Nach dieser Startphase wechseln die Zellen später in ein Pflegevolk – dazu mehr in einem der nächsten Teile.
Zwei Anbrüter – ein Experiment
Dieses Jahr gehen wir einen Schritt weiter und arbeiten erstmals mit zwei Anbrütern parallel.
Einer davon läuft in bewährter Form.Der zweite ist unser Experiment:
👉 Ein Mini-Plus mit 12 Rähmchen auf 4 Zargen(auch „Mini-Plus Stangen“ genannt)
Dieses Setup wird oft diskutiert – wir möchten nun selbst sehen, wie es sich in der Praxis schlägt.
Vorbereitung des Mini-Plus Anbrüters
Damit ein Anbrüter funktioniert, müssen einige Dinge ganz konsequent umgesetzt werden. Halbherzig funktioniert hier nichts – die Vorbereitung entscheidet über Annahme oder Misserfolg.
1️⃣ Volk stark einengen
Das Mini-Plus Volk wurde auf 3 Zargen gedrückt.Ziel dabei:
hohe Bienendichte
viele Ammenbienen auf engem Raum
maximale Pflegeleistung
Je dichter die Bienen sitzen, desto stärker ist der Pflegeimpuls.

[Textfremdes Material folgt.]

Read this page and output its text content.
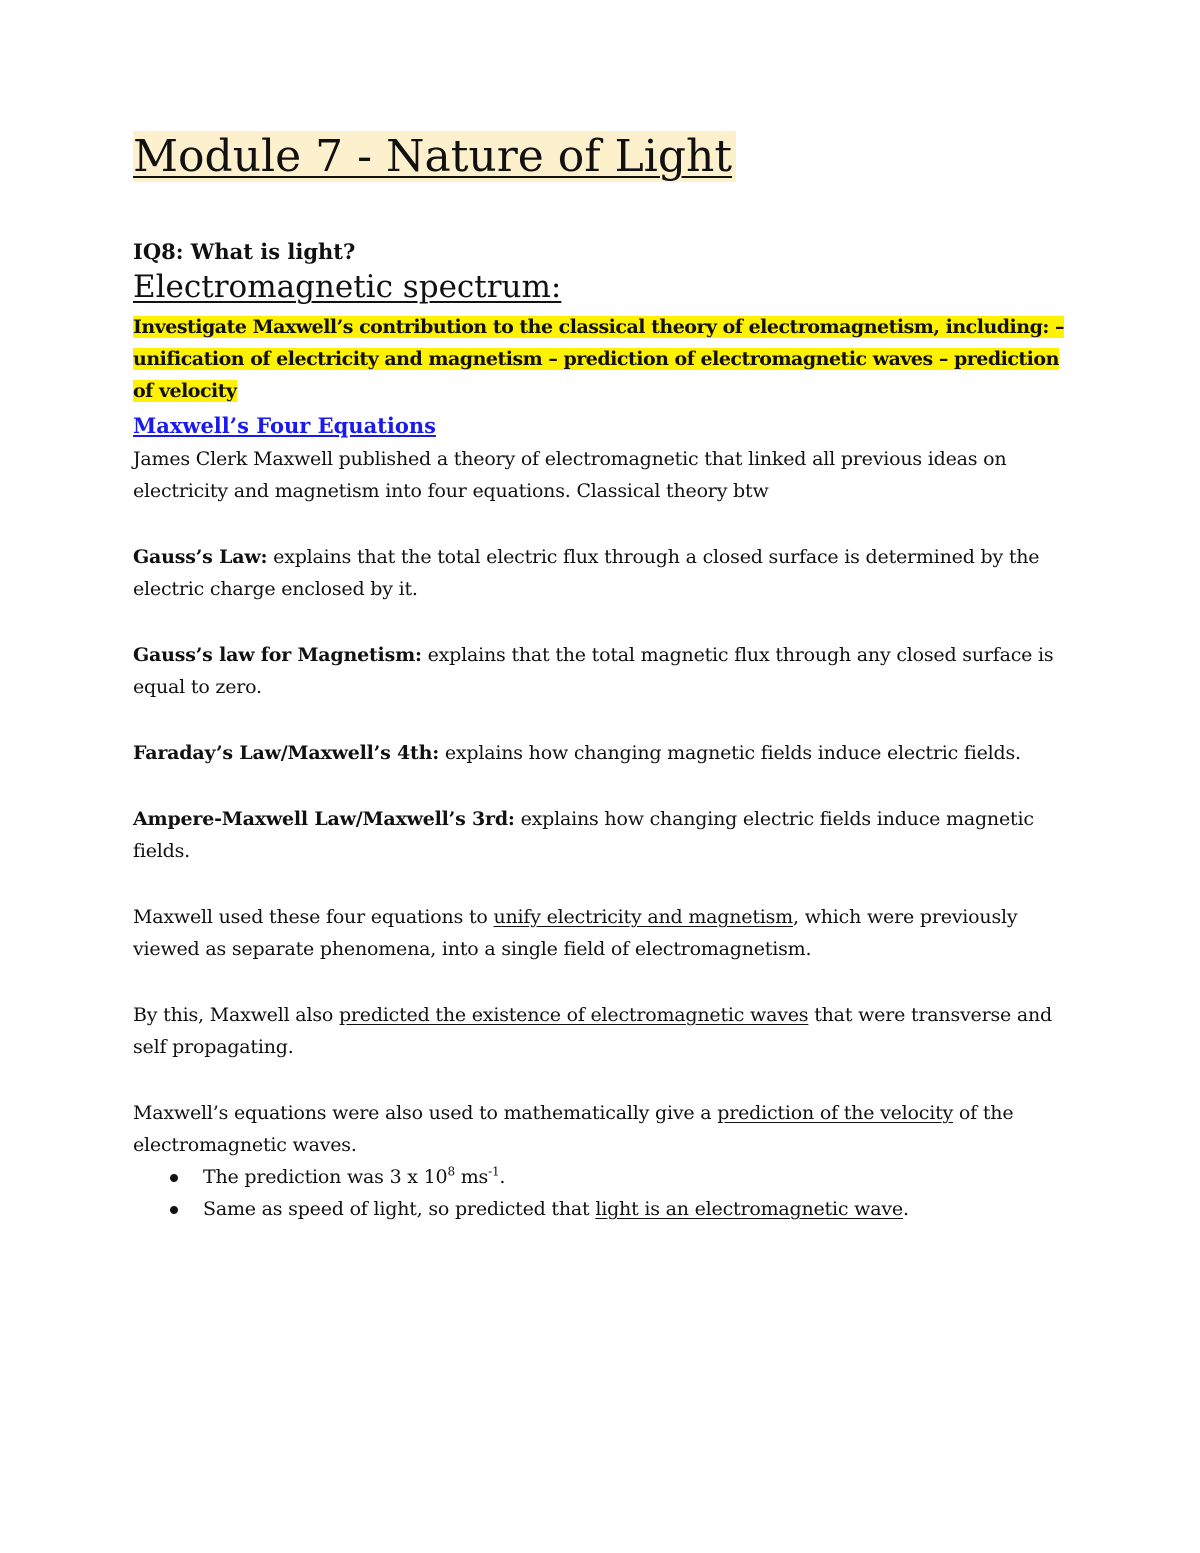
Module 7 - Nature of Light

IQ8: What is light?

Electromagnetic spectrum:

Investigate Maxwell’s contribution to the classical theory of electromagnetism, including: – unification of electricity and magnetism – prediction of electromagnetic waves – prediction of velocity

Maxwell’s Four Equations

James Clerk Maxwell published a theory of electromagnetic that linked all previous ideas on electricity and magnetism into four equations. Classical theory btw

Gauss’s Law: explains that the total electric flux through a closed surface is determined by the electric charge enclosed by it.

Gauss’s law for Magnetism: explains that the total magnetic flux through any closed surface is equal to zero.

Faraday’s Law/Maxwell’s 4th: explains how changing magnetic fields induce electric fields.

Ampere-Maxwell Law/Maxwell’s 3rd: explains how changing electric fields induce magnetic fields.

Maxwell used these four equations to unify electricity and magnetism, which were previously viewed as separate phenomena, into a single field of electromagnetism.

By this, Maxwell also predicted the existence of electromagnetic waves that were transverse and self propagating.

Maxwell’s equations were also used to mathematically give a prediction of the velocity of the electromagnetic waves.

The prediction was 3 x $10^8$ $ms^{-1}$.
Same as speed of light, so predicted that light is an electromagnetic wave.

2️⃣ Weisellosigkeit herstellen
Ein entscheidender Schritt:Das Volk ist seit 3 Tagen weisellos.
Warum so lange?
Nach dem Verlust der Königin durchläuft ein Volk mehrere Phasen:
Unruhe
Suche nach Ersatz
maximale Annahmebereitschaft
Nach etwa 72 Stunden ist der Punkt erreicht, an dem die Bienen unbedingt neue Königinnen brauchen. Genau dieses Zeitfenster nutzen wir.
3️⃣ Offene Brut komplett entfernen
Ein extrem wichtiger Punkt, der oft unterschätzt wird.
Wir haben sämtliche offene Brut entfernt und alle Waben abgefegt.
Der Grund ist simpel:
Solange offene Brut vorhanden ist, können die Bienen eigene Nachschaffungszellen ziehen.Und sobald sie eigene Zellen haben, verlieren unsere Zuchtzellen massiv an Priorität.
Deshalb gilt beim Anbrüter:👉 Keine offene Brut = voller Fokus auf unsere Zellen.
4️⃣ Zellen geben
Erst jetzt kommt der entscheidende Moment:
Wir haben dem Volk 35 Zellen über einen Aufsatz gegeben.
Ab diesem Zeitpunkt übernehmen die Bienen – und wir können nur noch beobachten und hoffen.
Jetzt heißt es wirklich:Daumen drücken 🤞
Warum dieses Experiment so spannend ist
Das Mini-Plus Setup verspricht einige Vorteile:
kompakte, starke Pflegeeinheit
sehr hohe Bienendichte
effiziente Nutzung kleiner Einheiten
möglicherweise bessere Annahme bei weniger Bienenmasse
Ob das wirklich so funktioniert, werden wir in den nächsten Wochen sehen.